Walking around the streets of our capital city, one cannot help constantly coming across several reminders of food, almost around every corner. No, I am not talking about the large number of restaurants that are to be found in Valletta, but memories of earlier times - granaries, such as those found in the area of Fort St. Elmo; the indoor market, which traces its origins to the Knights of St. John; the monument commemorating the victims of the Sette Giugno riots, which were primarily motivated by hunger and the exorbitant price of bread; the former Castellania, where Sir Temi Zammit discovered that unpasteurised milk was the source of undulant fever; and even a World War Two sign for a Victory Kitchen amongst many others.
Built by the Knights of St. John in the mid-16th century on the strategically located Mediterranean island of Malta, Valletta quickly became a very important and cosmopolitan harbour city and a perfect place through which foreign culinary practices and new exciting ingredients would have been able to enter the island. And, through the influence and strong links that the multi-national Knights enjoyed with overseas regions, some things which we might tend to associate with more recent times were able to come into Malta relatively earlier when compared to other parts of Europe.
One example of this is coffee, a drink with which Valletta has a very long connection. Although coffee really started to gain popularity in Europe around the mid-17th century, Malta’s connection to it seems to go back around a century earlier. In fact, some believe that Malta was the very first European country where coffee was introduced, most probably through Turkish slaves, who prepared their traditional beverage in the prisons where they were kept. A statement from a German traveller in the mid-1600s talks of this strange concoction of a powder resembling snuff tobacco, which the Turks mixed with water and sugar, and which they could sell to earn some extra money. Soon the Knights themselves became very fond of this drink and would visit the Bagno degli Schiavi (Slaves’ Prison) because this was where the best quality coffee could be found.
This theory is of course quite plausible considering that the Ottomans at this time had full control over the coffee trade, and later introduced it to the rest of Europe through Venice, with whom they enjoyed very strong trade relations, but this does not totally exclude other possible ways how this product could have found its way into Malta at such an early stage. Piracy cannot be excluded, as Maltese corsairs would have undoubtedly confiscated coffee grains, along with other cargo, during their continuous raids against Ottoman shipping, while it could also have first been offered to a Grand Master as a gift from some North African prince or bey, or it could have entered through other European merchants, most likely French, who traded with the Orient.
The Knights’ fondness for coffee soon led to its introduction in Maltese high society. Coffee started to be imported regularly, and its popularity was such that soon numerous coffee shops sprouted all around Valletta, making it easily available to people from all levels of society, and proving testament to the high demand for it. The Grand Master even had a waiter employed as part of his magisterial household at the palace, known as the Garzone del Caffè, whose sole job was to prepare and serve him coffee!
According to a 17th-century document found at the National Archives, for the perfect cup of coffee one needed coffee beans, a special coffee pot made of copper, and to know how to recite the Apostles’ Creed. Coffee, it was recommended, should be left to brew for as long as it took to recite this prayer. Like today, coffee was normally served at the end of a meal, together with the dessert, often a piece of cake or other pastry. Interestingly though, coffee was also believed to be a remedy for many ills. A 17th-century treatise about coffee, written in Malta by a certain Domenico Magri, claims that coffee was good for the lungs, the liver and the stomach amongst others, while, according to him, the Turks, who consumed copious amounts of this substance, never seemed to suffer from toothache, gout and other infirmities.

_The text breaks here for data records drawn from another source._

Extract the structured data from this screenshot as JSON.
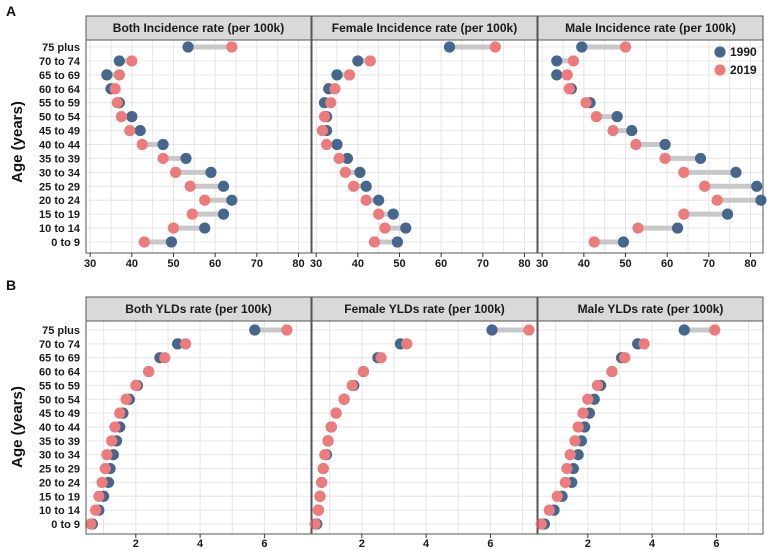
{
  "colors": {
    "y1990": "#45678e",
    "y2019": "#ee7b7b",
    "segment": "#c8c8c8",
    "strip": "#d9d9d9",
    "grid": "#e6e6e6"
  },
  "legend": {
    "items": [
      {
        "label": "1990",
        "color": "#45678e"
      },
      {
        "label": "2019",
        "color": "#ee7b7b"
      }
    ]
  },
  "chart_data": [
    {
      "type": "scatter",
      "panel_label": "A",
      "ylabel": "Age (years)",
      "categories": [
        "75 plus",
        "70 to 74",
        "65 to 69",
        "60 to 64",
        "55 to 59",
        "50 to 54",
        "45 to 49",
        "40 to 44",
        "35 to 39",
        "30 to 34",
        "25 to 29",
        "20 to 24",
        "15 to 19",
        "10 to 14",
        "0 to 9"
      ],
      "xlim": [
        29,
        83
      ],
      "xticks": [
        30,
        40,
        50,
        60,
        70,
        80
      ],
      "facets": [
        {
          "title": "Both Incidence rate (per 100k)",
          "series": [
            {
              "name": "1990",
              "values": [
                53.5,
                37,
                34,
                35,
                37,
                40,
                42,
                47.5,
                53,
                59,
                62,
                64,
                62,
                57.5,
                49.5
              ]
            },
            {
              "name": "2019",
              "values": [
                64,
                40,
                37,
                36,
                36.5,
                37.5,
                39.5,
                42.5,
                47.5,
                50.5,
                54,
                57.5,
                54.5,
                50,
                43
              ]
            }
          ]
        },
        {
          "title": "Female Incidence rate (per 100k)",
          "series": [
            {
              "name": "1990",
              "values": [
                62,
                40,
                35,
                33,
                32,
                32.5,
                32.5,
                35,
                37.5,
                40.5,
                42,
                45,
                48.5,
                51.5,
                49.5
              ]
            },
            {
              "name": "2019",
              "values": [
                73,
                43,
                38,
                34.5,
                33.5,
                32,
                31.5,
                32.5,
                35.5,
                37,
                39,
                42,
                45,
                46.5,
                44
              ]
            }
          ]
        },
        {
          "title": "Male Incidence rate (per 100k)",
          "series": [
            {
              "name": "1990",
              "values": [
                39.5,
                33.5,
                33.5,
                37,
                41.5,
                48,
                51.5,
                59.5,
                68,
                76.5,
                81.5,
                82.5,
                74.5,
                62.5,
                49.5
              ]
            },
            {
              "name": "2019",
              "values": [
                50,
                37.5,
                36,
                36.5,
                40.5,
                43,
                47,
                52.5,
                59.5,
                64,
                69,
                72,
                64,
                53,
                42.5
              ]
            }
          ]
        }
      ]
    },
    {
      "type": "scatter",
      "panel_label": "B",
      "ylabel": "Age (years)",
      "categories": [
        "75 plus",
        "70 to 74",
        "65 to 69",
        "60 to 64",
        "55 to 59",
        "50 to 54",
        "45 to 49",
        "40 to 44",
        "35 to 39",
        "30 to 34",
        "25 to 29",
        "20 to 24",
        "15 to 19",
        "10 to 14",
        "0 to 9"
      ],
      "xlim": [
        0.45,
        7.45
      ],
      "xticks": [
        2,
        4,
        6
      ],
      "facets": [
        {
          "title": "Both YLDs rate (per 100k)",
          "series": [
            {
              "name": "1990",
              "values": [
                5.7,
                3.3,
                2.75,
                2.4,
                2.05,
                1.8,
                1.6,
                1.5,
                1.4,
                1.3,
                1.2,
                1.15,
                1.0,
                0.85,
                0.65
              ]
            },
            {
              "name": "2019",
              "values": [
                6.7,
                3.55,
                2.9,
                2.4,
                2.0,
                1.7,
                1.5,
                1.35,
                1.25,
                1.1,
                1.05,
                0.95,
                0.85,
                0.75,
                0.6
              ]
            }
          ]
        },
        {
          "title": "Female YLDs rate (per 100k)",
          "series": [
            {
              "name": "1990",
              "values": [
                6.05,
                3.2,
                2.5,
                2.05,
                1.75,
                1.45,
                1.2,
                1.05,
                0.95,
                0.9,
                0.8,
                0.75,
                0.7,
                0.65,
                0.6
              ]
            },
            {
              "name": "2019",
              "values": [
                7.2,
                3.4,
                2.6,
                2.05,
                1.7,
                1.45,
                1.2,
                1.05,
                0.95,
                0.85,
                0.8,
                0.75,
                0.7,
                0.65,
                0.55
              ]
            }
          ]
        },
        {
          "title": "Male YLDs rate (per 100k)",
          "series": [
            {
              "name": "1990",
              "values": [
                5.0,
                3.55,
                3.05,
                2.75,
                2.4,
                2.2,
                2.05,
                1.9,
                1.8,
                1.7,
                1.55,
                1.5,
                1.2,
                0.95,
                0.65
              ]
            },
            {
              "name": "2019",
              "values": [
                5.95,
                3.75,
                3.15,
                2.75,
                2.3,
                2.0,
                1.85,
                1.7,
                1.6,
                1.45,
                1.35,
                1.3,
                1.05,
                0.8,
                0.55
              ]
            }
          ]
        }
      ]
    }
  ]
}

Malta was also among the pioneering countries to have introduced the drinking of chocolate in Europe. Originating in Mexico, cocoa beans were probably introduced into our island by the Spanish knights. In the mid-1600s, a certain Francesco Buonamico wrote the Trattato della Cioccolata, claiming that “our island can truthfully boast of having been a forerunner in the coffee and chocolate drinking crazes that swept across Europe in the 17th century”.
Born in Valletta, Francesco Buonamico was by profession a medical doctor, but as was the custom for intellectuals at the time, he also specialised in other fields too: he was a botanist, antiquarian, linguist, scientist, poet, writer, theologian and enlightened traveller - best described as a post-Renaissance genius. Buonamico wrote extensively and is best known for his travelogue, written over a decade that he spent visiting 69 cities all over Europe. It was while studying in France, at the age of just 19, that he wrote what is considered as one of the earliest treatises on chocolate.
In this 8-page manuscript, Buonamico claimed that South American Indians resorted to chocolate drinking because they had no wine! This highlights the fact that at the time, chocolate was a drink. The treatise provides us with a drinking chocolate recipe that included orange peel, spices, nuts and aniseed. We also know that in Malta, cocoa beans were used as the principal ingredient for the preparation of a cold drink, a granita, a sorbet, and even an ice cream. By the late 1700s, chocolate wrapping paper started to be printed in Malta, indicating that by this point, chocolate had started to be consumed also as a solid.